Introduction to SQL
In this lesson we will be teaching you about the SQL database management system. This system stores data and allows users to manipulate it in different ways. For example, if you wanted to store information from a study like this one, SQL would be one way of doing that.
What distinguishes SQL from other methods of storing data, such as just keeping your data in a text document, is that SQL makes it easy for users to access and edit data very quickly, even when the total amount of data is very large. For instance if I have a list of participants in a text document and I want to know who the youngest female participant was, I must read through the whole document, note if each participant is female, and compare their age against the smallest age I’ve seen so far. SQL makes calculations like this very easy and we will go over how to write an SQL command that calculates this for you in this lesson.
Data in SQL is stored in structures called tables. Tables are made up of rows and columns similar to the spreadsheets you might have seen in Microsoft Excel or Apple Numbers. In an SQL table, each row represents one data point (for example one person in a class) and each column represents one attribute (for example the person’s name or grade might be columns).

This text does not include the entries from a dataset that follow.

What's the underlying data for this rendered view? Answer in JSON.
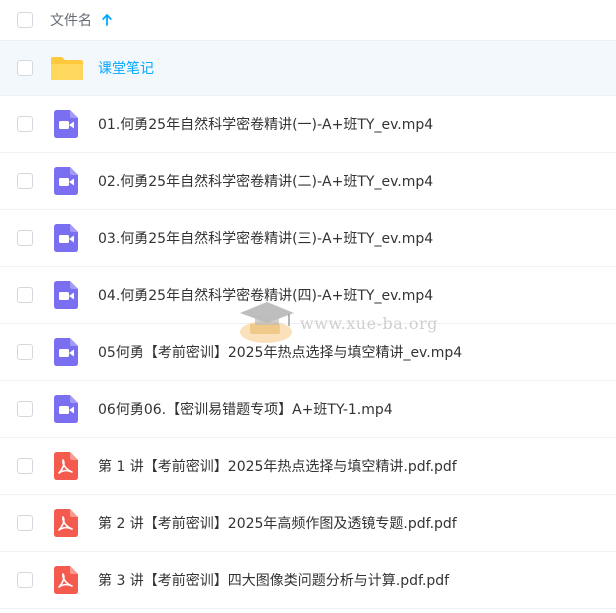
{
  "header": {
    "column_label": "文件名",
    "sort_icon": "arrow-up-icon"
  },
  "colors": {
    "accent": "#06a7ff",
    "folder": "#ffd24d",
    "video": "#7a6ff0",
    "pdf": "#f55a4e"
  },
  "rows": [
    {
      "name": "课堂笔记",
      "type": "folder",
      "icon": "folder-icon"
    },
    {
      "name": "01.何勇25年自然科学密卷精讲(一)-A+班TY_ev.mp4",
      "type": "video",
      "icon": "video-file-icon"
    },
    {
      "name": "02.何勇25年自然科学密卷精讲(二)-A+班TY_ev.mp4",
      "type": "video",
      "icon": "video-file-icon"
    },
    {
      "name": "03.何勇25年自然科学密卷精讲(三)-A+班TY_ev.mp4",
      "type": "video",
      "icon": "video-file-icon"
    },
    {
      "name": "04.何勇25年自然科学密卷精讲(四)-A+班TY_ev.mp4",
      "type": "video",
      "icon": "video-file-icon"
    },
    {
      "name": "05何勇【考前密训】2025年热点选择与填空精讲_ev.mp4",
      "type": "video",
      "icon": "video-file-icon"
    },
    {
      "name": "06何勇06.【密训易错题专项】A+班TY-1.mp4",
      "type": "video",
      "icon": "video-file-icon"
    },
    {
      "name": "第 1 讲【考前密训】2025年热点选择与填空精讲.pdf.pdf",
      "type": "pdf",
      "icon": "pdf-file-icon"
    },
    {
      "name": "第 2 讲【考前密训】2025年高频作图及透镜专题.pdf.pdf",
      "type": "pdf",
      "icon": "pdf-file-icon"
    },
    {
      "name": "第 3 讲【考前密训】四大图像类问题分析与计算.pdf.pdf",
      "type": "pdf",
      "icon": "pdf-file-icon"
    }
  ],
  "watermark": {
    "text": "www.xue-ba.org"
  }
}
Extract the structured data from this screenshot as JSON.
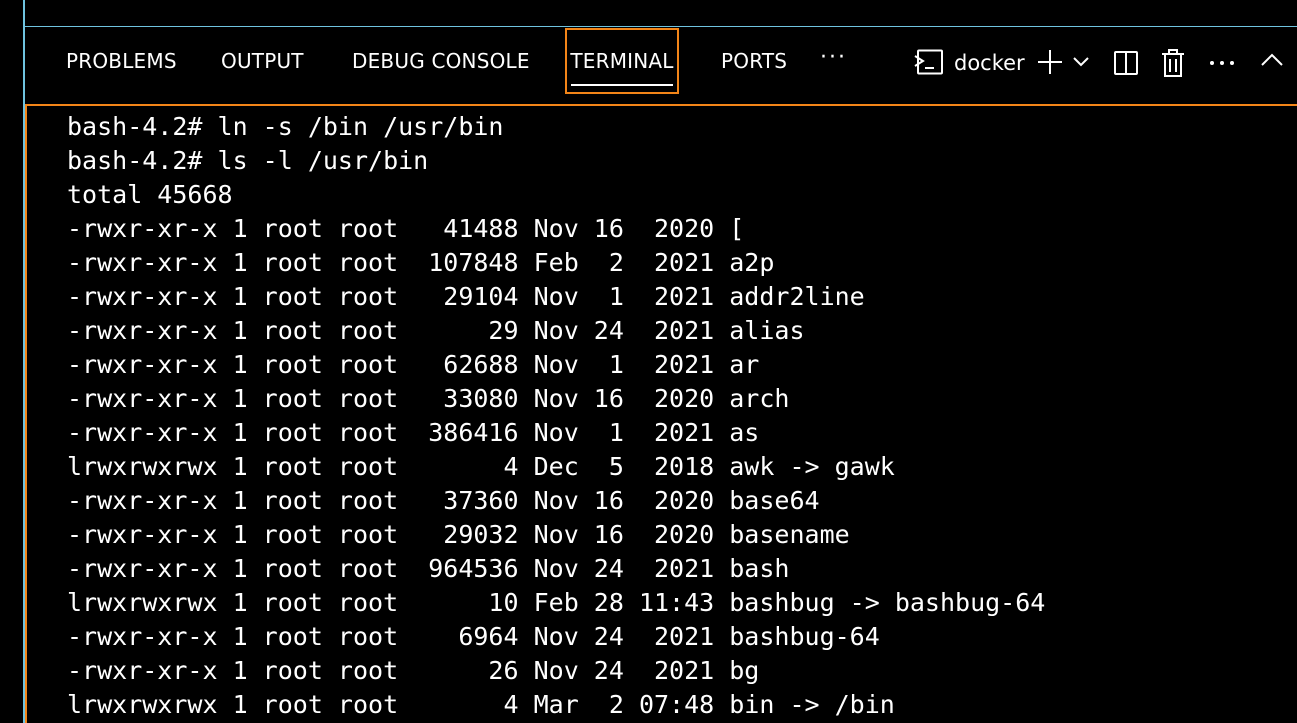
{
  "panel": {
    "tabs": [
      {
        "label": "PROBLEMS"
      },
      {
        "label": "OUTPUT"
      },
      {
        "label": "DEBUG CONSOLE"
      },
      {
        "label": "TERMINAL",
        "active": true
      },
      {
        "label": "PORTS"
      }
    ],
    "more_tabs_label": "···",
    "active_terminal_name": "docker",
    "icons": {
      "terminal_profile": "terminal-icon",
      "new_terminal": "plus-icon",
      "launch_profile": "chevron-down-icon",
      "split": "split-terminal-icon",
      "kill": "trash-icon",
      "more_actions": "ellipsis-icon",
      "maximize": "chevron-up-icon"
    },
    "accent_color": "#f38518",
    "border_color": "#6fc3df"
  },
  "terminal": {
    "lines": [
      "bash-4.2# ln -s /bin /usr/bin",
      "bash-4.2# ls -l /usr/bin",
      "total 45668",
      "-rwxr-xr-x 1 root root   41488 Nov 16  2020 [",
      "-rwxr-xr-x 1 root root  107848 Feb  2  2021 a2p",
      "-rwxr-xr-x 1 root root   29104 Nov  1  2021 addr2line",
      "-rwxr-xr-x 1 root root      29 Nov 24  2021 alias",
      "-rwxr-xr-x 1 root root   62688 Nov  1  2021 ar",
      "-rwxr-xr-x 1 root root   33080 Nov 16  2020 arch",
      "-rwxr-xr-x 1 root root  386416 Nov  1  2021 as",
      "lrwxrwxrwx 1 root root       4 Dec  5  2018 awk -> gawk",
      "-rwxr-xr-x 1 root root   37360 Nov 16  2020 base64",
      "-rwxr-xr-x 1 root root   29032 Nov 16  2020 basename",
      "-rwxr-xr-x 1 root root  964536 Nov 24  2021 bash",
      "lrwxrwxrwx 1 root root      10 Feb 28 11:43 bashbug -> bashbug-64",
      "-rwxr-xr-x 1 root root    6964 Nov 24  2021 bashbug-64",
      "-rwxr-xr-x 1 root root      26 Nov 24  2021 bg",
      "lrwxrwxrwx 1 root root       4 Mar  2 07:48 bin -> /bin"
    ]
  }
}
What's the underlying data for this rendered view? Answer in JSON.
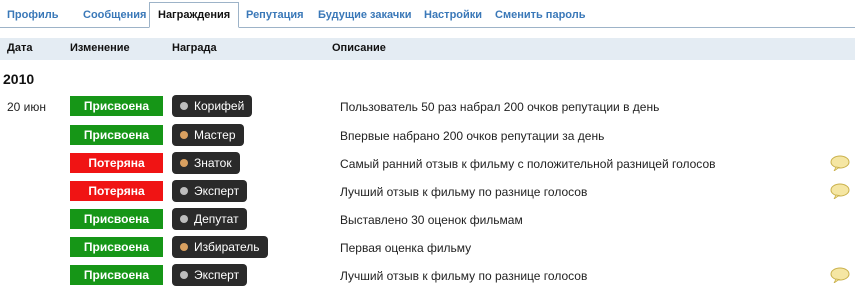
{
  "tabs": [
    {
      "label": "Профиль",
      "active": false
    },
    {
      "label": "Сообщения",
      "active": false
    },
    {
      "label": "Награждения",
      "active": true
    },
    {
      "label": "Репутация",
      "active": false
    },
    {
      "label": "Будущие закачки",
      "active": false
    },
    {
      "label": "Настройки",
      "active": false
    },
    {
      "label": "Сменить пароль",
      "active": false
    }
  ],
  "columns": {
    "date": "Дата",
    "change": "Изменение",
    "award": "Награда",
    "description": "Описание"
  },
  "year": "2010",
  "rows": [
    {
      "date": "20 июн",
      "status": "Присвоена",
      "status_color": "#169617",
      "award": "Корифей",
      "dot_color": "#bdbdbd",
      "description": "Пользователь 50 раз набрал 200 очков репутации в день",
      "comment_icon": false
    },
    {
      "date": "",
      "status": "Присвоена",
      "status_color": "#169617",
      "award": "Мастер",
      "dot_color": "#d9a060",
      "description": "Впервые набрано 200 очков репутации за день",
      "comment_icon": false
    },
    {
      "date": "",
      "status": "Потеряна",
      "status_color": "#f01414",
      "award": "Знаток",
      "dot_color": "#d9a060",
      "description": "Самый ранний отзыв к фильму с положительной разницей голосов",
      "comment_icon": true
    },
    {
      "date": "",
      "status": "Потеряна",
      "status_color": "#f01414",
      "award": "Эксперт",
      "dot_color": "#bdbdbd",
      "description": "Лучший отзыв к фильму по разнице голосов",
      "comment_icon": true
    },
    {
      "date": "",
      "status": "Присвоена",
      "status_color": "#169617",
      "award": "Депутат",
      "dot_color": "#bdbdbd",
      "description": "Выставлено 30 оценок фильмам",
      "comment_icon": false
    },
    {
      "date": "",
      "status": "Присвоена",
      "status_color": "#169617",
      "award": "Избиратель",
      "dot_color": "#d9a060",
      "description": "Первая оценка фильму",
      "comment_icon": false
    },
    {
      "date": "",
      "status": "Присвоена",
      "status_color": "#169617",
      "award": "Эксперт",
      "dot_color": "#bdbdbd",
      "description": "Лучший отзыв к фильму по разнице голосов",
      "comment_icon": true
    }
  ],
  "icons": {
    "comment": "speech-bubble-icon"
  }
}
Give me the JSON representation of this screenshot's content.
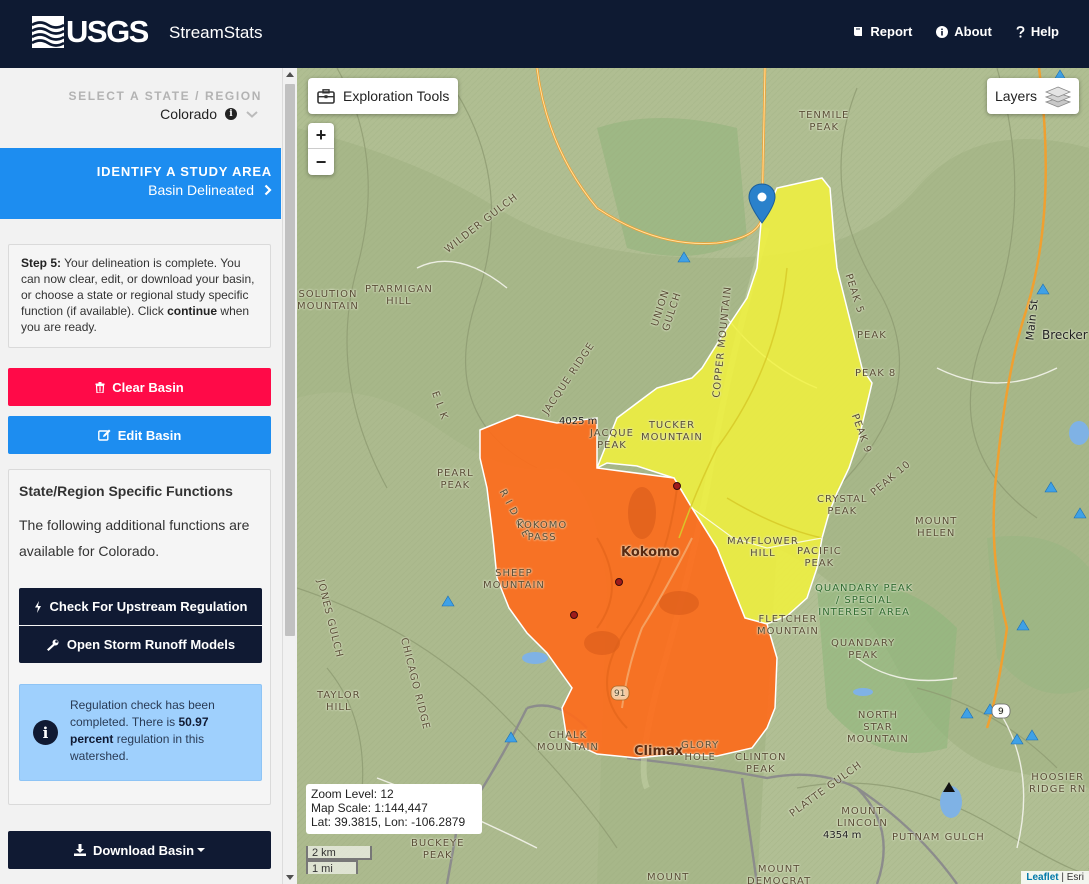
{
  "header": {
    "logo_text": "USGS",
    "app_name": "StreamStats",
    "nav": [
      {
        "label": "Report",
        "icon": "book-icon"
      },
      {
        "label": "About",
        "icon": "info-icon"
      },
      {
        "label": "Help",
        "icon": "question-icon"
      }
    ]
  },
  "sidebar": {
    "state_label": "SELECT A STATE / REGION",
    "state_value": "Colorado",
    "study_title": "IDENTIFY A STUDY AREA",
    "study_sub": "Basin Delineated",
    "step_label": "Step 5:",
    "step_text_1": " Your delineation is complete. You can now clear, edit, or download your basin, or choose a state or regional study specific function (if available). Click ",
    "step_bold": "continue",
    "step_text_2": " when you are ready.",
    "clear_label": "Clear Basin",
    "edit_label": "Edit Basin",
    "functions_title": "State/Region Specific Functions",
    "functions_desc": "The following additional functions are available for Colorado.",
    "upstream_label": "Check For Upstream Regulation",
    "storm_label": "Open Storm Runoff Models",
    "alert_text_1": "Regulation check has been completed. There is ",
    "alert_bold": "50.97 percent",
    "alert_text_2": " regulation in this watershed.",
    "download_label": "Download Basin"
  },
  "map": {
    "exploration_label": "Exploration Tools",
    "layers_label": "Layers",
    "zoom_in": "+",
    "zoom_out": "−",
    "zoom_level": "Zoom Level: 12",
    "map_scale": "Map Scale: 1:144,447",
    "lat_lon": "Lat: 39.3815, Lon: -106.2879",
    "scale_km": "2 km",
    "scale_mi": "1 mi",
    "attribution_leaflet": "Leaflet",
    "attribution_esri": "Esri",
    "colors": {
      "basin_yellow": "#f2f23c",
      "basin_orange": "#ff6a1a",
      "marker": "#2a81cb"
    },
    "labels": {
      "tenmile_peak": "TENMILE\nPEAK",
      "wilder_gulch": "WILDER GULCH",
      "ptarmigan_hill": "PTARMIGAN\nHILL",
      "solution_mountain": "SOLUTION\nMOUNTAIN",
      "union_gulch": "UNION\nGULCH",
      "copper_mountain": "COPPER MOUNTAIN",
      "peak_5": "PEAK 5",
      "peak_7": "PEAK",
      "peak_8": "PEAK 8",
      "peak_9": "PEAK 9",
      "peak_10": "PEAK 10",
      "breckenridge": "Brecker",
      "main_st": "Main St",
      "tucker_mountain": "TUCKER\nMOUNTAIN",
      "jacque_peak": "JACQUE\nPEAK",
      "elev_4025": "4025 m",
      "ridge_1": "E L K",
      "ridge_2": "R I D G E",
      "ridge_3": "JACQUE RIDGE",
      "pearl_peak": "PEARL\nPEAK",
      "kokomo_pass": "KOKOMO\nPASS",
      "kokomo": "Kokomo",
      "crystal_peak": "CRYSTAL\nPEAK",
      "mount_helen": "MOUNT\nHELEN",
      "mayflower_hill": "MAYFLOWER\nHILL",
      "pacific_peak": "PACIFIC\nPEAK",
      "sheep_mountain": "SHEEP\nMOUNTAIN",
      "quandary_special": "QUANDARY PEAK\n/ SPECIAL\nINTEREST AREA",
      "quandary_peak": "QUANDARY\nPEAK",
      "fletcher_mountain": "FLETCHER\nMOUNTAIN",
      "jones_gulch": "JONES GULCH",
      "chicago_ridge": "CHICAGO RIDGE",
      "taylor_hill": "TAYLOR\nHILL",
      "route_91": "91",
      "route_9": "9",
      "north_star": "NORTH\nSTAR\nMOUNTAIN",
      "chalk_mountain": "CHALK\nMOUNTAIN",
      "climax": "Climax",
      "glory_hole": "GLORY\nHOLE",
      "clinton_peak": "CLINTON\nPEAK",
      "platte_gulch": "PLATTE GULCH",
      "hoosier_ridge": "HOOSIER\nRIDGE RN",
      "mount_lincoln": "MOUNT\nLINCOLN",
      "elev_4354": "4354 m",
      "putnam_gulch": "PUTNAM GULCH",
      "buckeye_peak": "BUCKEYE\nPEAK",
      "mount_democrat": "MOUNT\nDEMOCRAT",
      "mount_bottom": "MOUNT"
    }
  }
}
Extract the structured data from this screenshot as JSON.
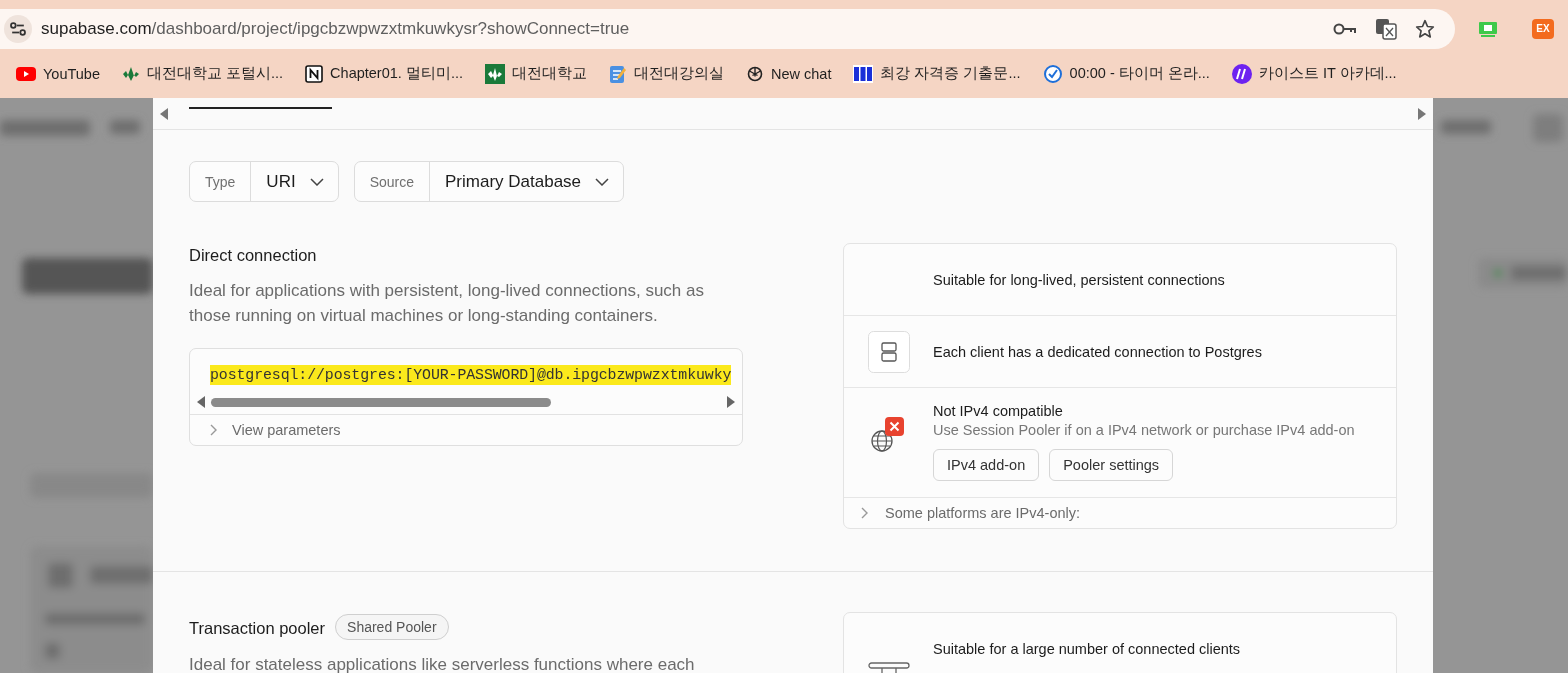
{
  "browser": {
    "url_host": "supabase.com",
    "url_path": "/dashboard/project/ipgcbzwpwzxtmkuwkysr?showConnect=true",
    "extension_badge": "EX",
    "bookmarks": [
      {
        "label": "YouTube"
      },
      {
        "label": "대전대학교 포털시..."
      },
      {
        "label": "Chapter01. 멀티미..."
      },
      {
        "label": "대전대학교"
      },
      {
        "label": "대전대강의실"
      },
      {
        "label": "New chat"
      },
      {
        "label": "최강 자격증 기출문..."
      },
      {
        "label": "00:00 - 타이머 온라..."
      },
      {
        "label": "카이스트 IT 아카데..."
      }
    ]
  },
  "modal": {
    "selectors": [
      {
        "label": "Type",
        "value": "URI"
      },
      {
        "label": "Source",
        "value": "Primary Database"
      }
    ],
    "direct": {
      "title": "Direct connection",
      "description": "Ideal for applications with persistent, long-lived connections, such as those running on virtual machines or long-standing containers.",
      "connection_string": "postgresql://postgres:[YOUR-PASSWORD]@db.ipgcbzwpwzxtmkuwky",
      "params_label": "View parameters",
      "features": [
        {
          "kind": "plain",
          "text": "Suitable for long-lived, persistent connections"
        },
        {
          "kind": "server",
          "text": "Each client has a dedicated connection to Postgres"
        },
        {
          "kind": "warning",
          "title": "Not IPv4 compatible",
          "text": "Use Session Pooler if on a IPv4 network or purchase IPv4 add-on",
          "buttons": [
            "IPv4 add-on",
            "Pooler settings"
          ]
        }
      ],
      "footer": "Some platforms are IPv4-only:"
    },
    "transaction": {
      "title": "Transaction pooler",
      "badge": "Shared Pooler",
      "description": "Ideal for stateless applications like serverless functions where each",
      "features": [
        {
          "kind": "pooler",
          "text": "Suitable for a large number of connected clients"
        }
      ]
    }
  }
}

Here is an example of what an SQL table with three students and three columns might look like:
first_name | last_name | grade |
---|---|---|
Alice | Brown | 90 |
Bob | Jones | 100 |
Charlie | Smith | 95 |
A database in SQL is a system which can contain multiple tables that interact with each other. For instance, the grade column in the example student table above might be calculated from several quiz scores which are stored in a separate table. In this lesson we will concentrate on things that can be done in a single table.
In this lesson, all the examples will be based on the Milgram Obedience Experiments. In these experiments, each participant was told to administer a shock to motivate another participant to answer questions correctly. The other participant was actually an actor pretending to receive a shock, and the goal of the experiment was to test whether participants would obey the experimenter and administer the maximum shock of 450 volts. In one condition, the experimenter wore a lab coat, so participants perceived them as an authority figure. In another condition, the lab coat wearing “experimenter” was called away and replaced by someone wearing ordinary clothes, whom the participants would perceive as having less authority.
We will use a table called participants to store information on each participant. As mentioned above, each participant will Each participant corresponds to a row in the participants table. The attributes of the participants correspond to columns in the table. Each participant has attributes:
- id - the number used to identify them in the study
- maximum_shock - the maximum number of volts the participant thought they had administered to the actor by the end of the experiment
- age - the age of the participant when the study was conducted
- experimenter - “Lab Coat” if the experimenter was wearing a lab coat the whole time and “Ordinary Clothes” if they were not
Here are the first few rows of the participants table:
id | maximum_shock | age | experimenter |
---|---|---|---|
20 | 450 | 30 | Lab Coat |
22 | 345 | 38 | Ordinary Clothes |
36 | 450 | 23 | Lab Coat |
SQL databases are used around the world for everything from tracking credit card transactions to storing medical records. They can be used at a small scale for storing the data in psychological studies, as we will discuss here, and at a massive scale to store and retrieve posts on social networks.